A, Schematic representation of medial rectus motoneurons innervated by MLF and ATD inputs in the control situation. Note that MLF terminals are preferentially located in dendrites, whereas ATD axons end mostly at the soma. Proper innervation leads to normal eye-related firing pattern in medial rectus motoneurons. B, Three days after ATD transection [3 d postlesion (pl) ATD, 3d pl ATD], ATD distal axons are experiencing Wallerian degeneration. The lack of this afferent input leads to reduced firing pattern modulation related to eye displacements. The reduction in afferent synaptic information might increase NT expression in medial rectus motoneurons. C, This trophic signal could induce GAP-43 expression in abducens internuclear neurons, which might produce, in turn, axonal sprouting in this pathway and reinnervation of the partially deafferented motoneurons (60 d pl ATD, 60 d pl ATD), and thus the recovery of the normal firing pattern.

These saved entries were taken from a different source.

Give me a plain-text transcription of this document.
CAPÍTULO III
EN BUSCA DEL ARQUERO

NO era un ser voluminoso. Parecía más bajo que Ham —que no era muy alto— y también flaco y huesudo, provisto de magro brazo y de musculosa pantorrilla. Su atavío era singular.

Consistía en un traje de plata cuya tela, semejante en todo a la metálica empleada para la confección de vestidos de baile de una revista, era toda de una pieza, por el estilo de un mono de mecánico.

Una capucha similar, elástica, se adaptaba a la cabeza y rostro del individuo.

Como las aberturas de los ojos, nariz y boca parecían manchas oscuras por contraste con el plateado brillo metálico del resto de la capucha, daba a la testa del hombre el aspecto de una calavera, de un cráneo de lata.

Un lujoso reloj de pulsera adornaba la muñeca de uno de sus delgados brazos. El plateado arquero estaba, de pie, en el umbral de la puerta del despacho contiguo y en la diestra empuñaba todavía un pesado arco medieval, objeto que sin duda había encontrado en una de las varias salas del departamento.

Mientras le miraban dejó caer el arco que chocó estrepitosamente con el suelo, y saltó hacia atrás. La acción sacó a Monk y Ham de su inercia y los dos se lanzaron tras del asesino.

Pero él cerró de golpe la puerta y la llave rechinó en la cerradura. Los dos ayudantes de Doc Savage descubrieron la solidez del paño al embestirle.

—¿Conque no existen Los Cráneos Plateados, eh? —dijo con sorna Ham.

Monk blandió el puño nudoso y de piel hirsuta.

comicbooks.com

The molecular mechanisms by which GAP-43 was elevated in response to partial deafferentation could be linked to the increase in neurotrophin content in medial rectus motoneurons. In fact, exogenous NGF and NT-3 have been proven to increase sprouting after partial deafferentation in spinal cord motoneurons (Scott et al., 2005), and BDNF administration induces sprouting of spinal axons after spinal cord crush (Jakeman et al., 1998). Moreover, it has been proposed that NGF, BDNF, and NT-3 regulate GAP-43 content in growing axons (Perrone-Bizzozero et al., 1991, 1993; Mohiuddin et al., 1995; Federoff et al., 1988; Dinocourt et al., 2006; Geremia et al., 2010; Sanna et al., 2017) and that BDNF and NT-3 levels increase in spinal motoneurons after partial deafferentation (Johnson et al., 2000). Thus, considering that, first, the motoneuronal neurotrophin content was higher 3 d after partial deafferentation and, second, that both abducens internuclear and lateral vestibular neurons express the high-affinity neurotrophin receptors (Benítez-Temiño et al., 2004), it could be possible that neurotrophins released by motoneurons would be causally related to GAP-43-mediated sprouting (Fig. 10).

In summary, the major difference found between ATD and MLF lesions was the long-term complete recovery occurring after ATD transection, which was not present after MLF sectioning, and that could be explained by the regrowing of intact axons likely from abducens internuclear neurons.